Анатолий ушел. Семен в задумчивости покурил, сидя на тумбочке, и шагнул к станку: начиналась смена.

Детали попались ему несложные. Точил он их много раз и прежде, а сейчас рассеянно смотрел в чертежи, будто видел впервые, и никак не мог сосредоточиться. Хотя Долгов и обнадежил его, а осадок от разговора остался неприятный. Вроде как сообщниками стали. Недаром и разговаривает с ним Анатолий на «ты», и слишком уж запросто, будто сто лет в друзьях.

Семен достал из тумбочки нужные оправки, резцы, инструменты. Посмотрел вдоль станков, поверх голов работающих людей, и у окна, где в тесном промежутке помещался стол мастера дяди Гоши, взгляд его остановился и из рассеянного стал осмысленным. И вдруг Семен понял, отчего у него светилась надежда на детский садик. Дядя Гоша — вот на кого он рассчитывал. На своего старого учителя, председателя цехового комитета. Выходило, что не на таком уж пустом месте возросла Семенова блажь.

Семен установил оправку, зажал в нее деталь — поковку шестеренки, закрепил резцы. Машинально сделал все, что должен был сделать, и хотел уже включить станок, но рука не дотянулась до блестящей кнопки пуска, так и повисла. Он не включил станок и смотрел не на бурую, в окалине, деталь, а все туда же, в промежуток между станками у окна, где над столом горбилась худая спина дяди Гоши. Ее откуда хочешь увидишь. В конец пролета уйти — и оттуда различишь, как маячит над рядами станков старый учитель, сидя на высоком железном табурете, с которого все кругом видно.

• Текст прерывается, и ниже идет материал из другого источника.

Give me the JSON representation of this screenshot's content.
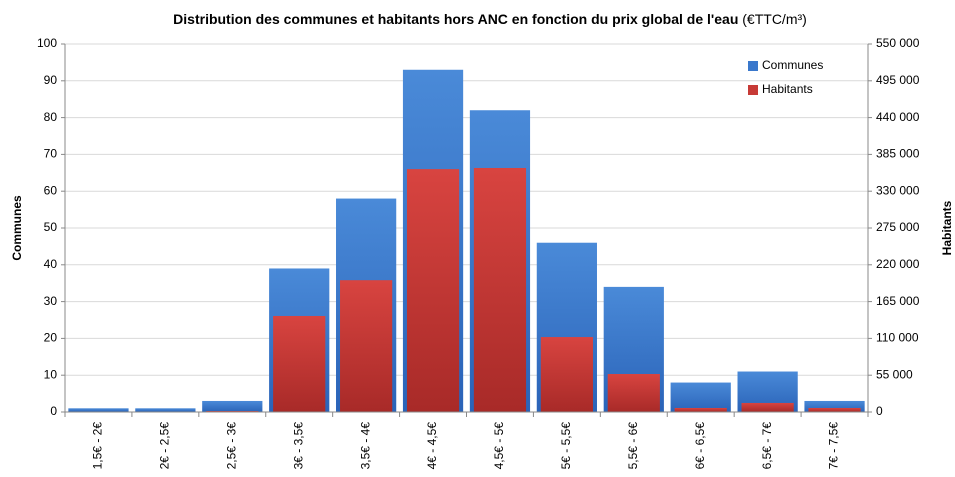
{
  "chart_data": {
    "type": "bar",
    "title": "Distribution des communes et habitants hors ANC en fonction du prix global de l'eau",
    "title_unit": "(€TTC/m³)",
    "y_label": "Communes",
    "y2_label": "Habitants",
    "categories": [
      "1,5€ - 2€",
      "2€ - 2,5€",
      "2,5€ - 3€",
      "3€ - 3,5€",
      "3,5€ - 4€",
      "4€ - 4,5€",
      "4,5€ - 5€",
      "5€ - 5,5€",
      "5,5€ - 6€",
      "6€ - 6,5€",
      "6,5€ - 7€",
      "7€ - 7,5€"
    ],
    "series": [
      {
        "name": "Communes",
        "color": "#3a78cc",
        "values": [
          1,
          1,
          3,
          39,
          58,
          93,
          82,
          46,
          34,
          8,
          11,
          3
        ]
      },
      {
        "name": "Habitants",
        "color": "#c73a36",
        "axis": "y2",
        "values": [
          500,
          500,
          1500,
          143500,
          197000,
          363000,
          364700,
          112000,
          56800,
          6000,
          13500,
          6000
        ]
      }
    ],
    "ylim": [
      0,
      100
    ],
    "yticks": [
      0,
      10,
      20,
      30,
      40,
      50,
      60,
      70,
      80,
      90,
      100
    ],
    "y2lim": [
      0,
      550000
    ],
    "y2ticks": [
      0,
      {
        "value": 55000,
        "label": "55 000"
      },
      {
        "value": 110000,
        "label": "110 000"
      },
      {
        "value": 165000,
        "label": "165 000"
      },
      {
        "value": 220000,
        "label": "220 000"
      },
      {
        "value": 275000,
        "label": "275 000"
      },
      {
        "value": 330000,
        "label": "330 000"
      },
      {
        "value": 385000,
        "label": "385 000"
      },
      {
        "value": 440000,
        "label": "440 000"
      },
      {
        "value": 495000,
        "label": "495 000"
      },
      {
        "value": 550000,
        "label": "550 000"
      }
    ],
    "grid": true,
    "legend": "top-right"
  }
}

За свою жизнь дядя Гоша едва ли не целый участок обучил токарному ремеслу. Его бывшие ученики сами стали классными токарями, обзавелись семьями, детей наплодили, многие давно обогнали учителя, работают начальниками участков и цехов, и называют их давно по имени-отчеству, а они при встрече все: дядя Гоша да дядя Гоша, будто так и остались перед ним учениками.

Семен посмотрел на дядю Гошу издали и вдруг отступил от станка, пошел по проходу, даже не осознавая еще — куда, не готовясь к разговору, не подыскивая слов, веря, что они найдутся сами, ему останется только раскрывать рот, как сейчас — переставлять ноги. Подогревало Семена еще и то, что он всегда чувствовал к себе расположение мастера.

Дядя Гоша покосился на него, но продолжал перебирать листки нарядов, раскладывая их на обитом листовым алюминием столе и шевеля губами.

Мучаясь, Семен все стоял перед столом, и дядя Гоша отстранился наконец от нарядов, поднял голову. Худой, морщинистый, будто высохший, но глаза у него еще зоркие, без очков. Папироска торчит в углу рта, дымок пробивается из-под прокуренных усов — дядя Гоша жмурится от дыма. Сколько знал его Семен, всегда во рту мастера торчала изжеванная папироска, и вечно он жмурился от дыма.